Моника Шредер встала, ступив прямо в лужу разлитого на полу лунного света.

– Ну и как было?

– На комплимент напрашиваешься?

– Ага.

– Мужское эго, так? Ладно, стало быть, было божественно. Такой ответ – вполне в рамках приличия, как по-твоему? Ой, прекрати! Ты что делаешь, ненормальный?

– Изменяю приличиям.

– Ой! Это, по-твоему, изменение? Не чувствую разницы.

– Ты становишься до неприличия неприлична.

– Упрекал котел кастрюлю.
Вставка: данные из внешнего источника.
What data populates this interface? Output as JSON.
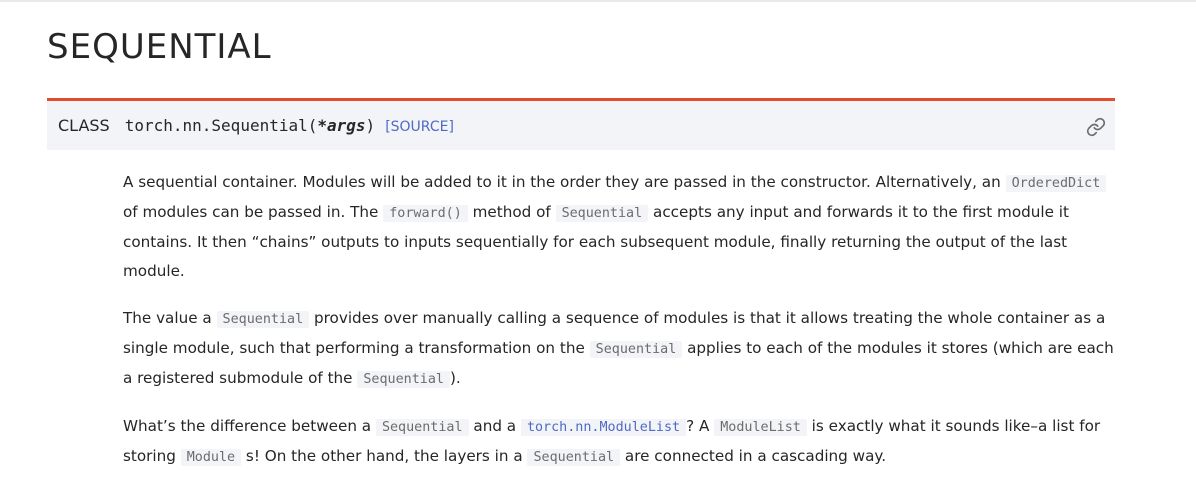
{
  "title": "SEQUENTIAL",
  "signature": {
    "class_label": "CLASS",
    "name": "torch.nn.Sequential(",
    "args": "*args",
    "close": ")",
    "source_link": "[SOURCE]"
  },
  "icons": {
    "permalink": "link-icon"
  },
  "colors": {
    "accent": "#e44c2c",
    "link": "#4e6ac7",
    "signature_bg": "#f3f4f7"
  },
  "paragraphs": {
    "p1": {
      "t1": "A sequential container. Modules will be added to it in the order they are passed in the constructor. Alternatively, an ",
      "c1": "OrderedDict",
      "t2": " of modules can be passed in. The ",
      "c2": "forward()",
      "t3": " method of ",
      "c3": "Sequential",
      "t4": " accepts any input and forwards it to the first module it contains. It then “chains” outputs to inputs sequentially for each subsequent module, finally returning the output of the last module."
    },
    "p2": {
      "t1": "The value a ",
      "c1": "Sequential",
      "t2": " provides over manually calling a sequence of modules is that it allows treating the whole container as a single module, such that performing a transformation on the ",
      "c2": "Sequential",
      "t3": " applies to each of the modules it stores (which are each a registered submodule of the ",
      "c3": "Sequential",
      "t4": ")."
    },
    "p3": {
      "t1": "What’s the difference between a ",
      "c1": "Sequential",
      "t2": " and a ",
      "link1": "torch.nn.ModuleList",
      "t3": "? A ",
      "c2": "ModuleList",
      "t4": " is exactly what it sounds like–a list for storing ",
      "c3": "Module",
      "t5": " s! On the other hand, the layers in a ",
      "c4": "Sequential",
      "t6": " are connected in a cascading way."
    }
  }
}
М-м. Так нравится?

– Я должен ответить в рамках приличий?

– Можешь вообще не отвечать. Пусть дела говорят за тебя.

– Думаешь, я кто? Любовник-почасовик? По вызову?
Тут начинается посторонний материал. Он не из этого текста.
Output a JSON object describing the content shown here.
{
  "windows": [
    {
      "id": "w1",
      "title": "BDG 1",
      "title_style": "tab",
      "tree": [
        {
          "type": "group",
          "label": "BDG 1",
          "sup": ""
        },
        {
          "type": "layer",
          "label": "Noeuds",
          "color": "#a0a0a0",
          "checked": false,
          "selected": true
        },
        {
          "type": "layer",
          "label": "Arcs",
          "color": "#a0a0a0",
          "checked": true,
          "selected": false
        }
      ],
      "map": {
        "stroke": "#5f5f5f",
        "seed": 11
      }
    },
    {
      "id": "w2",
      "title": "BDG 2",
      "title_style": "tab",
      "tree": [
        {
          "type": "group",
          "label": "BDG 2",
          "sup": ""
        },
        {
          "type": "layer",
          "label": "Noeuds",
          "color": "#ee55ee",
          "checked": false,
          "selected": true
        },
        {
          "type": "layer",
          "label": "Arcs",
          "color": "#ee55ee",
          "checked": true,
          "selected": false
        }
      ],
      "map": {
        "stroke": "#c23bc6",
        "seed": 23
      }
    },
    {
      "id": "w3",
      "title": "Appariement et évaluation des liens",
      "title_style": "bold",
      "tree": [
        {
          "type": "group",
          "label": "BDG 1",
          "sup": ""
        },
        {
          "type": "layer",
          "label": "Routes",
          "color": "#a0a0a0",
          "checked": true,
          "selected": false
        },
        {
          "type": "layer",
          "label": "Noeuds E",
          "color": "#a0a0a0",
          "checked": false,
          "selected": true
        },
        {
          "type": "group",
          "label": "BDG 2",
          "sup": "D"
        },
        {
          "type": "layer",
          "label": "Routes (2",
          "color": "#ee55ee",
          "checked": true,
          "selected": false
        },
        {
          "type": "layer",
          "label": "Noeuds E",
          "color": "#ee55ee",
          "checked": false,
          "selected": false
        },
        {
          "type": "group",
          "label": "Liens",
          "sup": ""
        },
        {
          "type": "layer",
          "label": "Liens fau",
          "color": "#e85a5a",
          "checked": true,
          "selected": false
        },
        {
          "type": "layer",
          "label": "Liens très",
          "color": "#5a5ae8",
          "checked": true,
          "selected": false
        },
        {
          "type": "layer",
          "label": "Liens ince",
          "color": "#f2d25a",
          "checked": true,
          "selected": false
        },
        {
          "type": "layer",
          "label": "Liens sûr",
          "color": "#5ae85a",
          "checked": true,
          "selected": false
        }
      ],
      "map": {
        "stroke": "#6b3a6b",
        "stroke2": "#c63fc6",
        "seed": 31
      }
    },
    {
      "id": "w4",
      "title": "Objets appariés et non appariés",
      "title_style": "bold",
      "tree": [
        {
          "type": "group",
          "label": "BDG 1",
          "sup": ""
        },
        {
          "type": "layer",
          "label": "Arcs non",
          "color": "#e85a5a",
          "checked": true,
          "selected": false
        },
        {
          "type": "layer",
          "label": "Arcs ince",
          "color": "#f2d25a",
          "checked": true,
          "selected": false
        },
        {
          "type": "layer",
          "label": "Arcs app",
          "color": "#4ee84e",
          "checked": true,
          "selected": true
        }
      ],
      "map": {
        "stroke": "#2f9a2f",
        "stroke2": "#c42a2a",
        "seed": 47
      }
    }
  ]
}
– Сам старался вовсю, чтоб именно так я о тебе и подумала, стало быть, теперь не отвертишься. В конце концов, я и так возьму что хочу, такая уж я. Не двигайся.

– Так?

– М-м. О-ох!

– Что?

– Меня комар в зад тяпнул.

Сейчас я его поймаю и раздавлю, развратника. Он что, думает, у нас менаж-а-труа? Куда он тебя тяпнул? Сюда? Неглупый кровосос.

– Ай-й!

– Эля?

– М-м?..

– Почему тебя прозвали Куропаткой?

– Как -то раз, в поезде, разгадывали мы кроссворд, там был вопрос, с которым никто не мог справиться. По горизонтали, девять букв. Птица, обитающая в тундре, белая... А я угадала. Белая куропатка.

– Эля...

– Ох... М-м... Яцек...

(Монику, прижавшуюся к стене прямо рядом с открытым окном, трясло от отвращения. Хотела уйти. Не могла.)

– Яцек?

– М-хм?

– А Моника?

– Что – Моника?

– Ты прекрасно знаешь – что. Думаешь, никто не видит, как ты ее обольщаешь? Как вокруг нее скачешь?

– О Боже, Куропатка. Не делай поспешных выводов. Жаль мне ее, вот и все. Хочу, чтоб у нее был приятный отпуск. Такой, как она, требуется чуточку обожания. В какой-то момент нужно такой, как она, сказать, что она прекрасна, и тогда она и впрямь хорошеет. В меру весьма скромных возможностей.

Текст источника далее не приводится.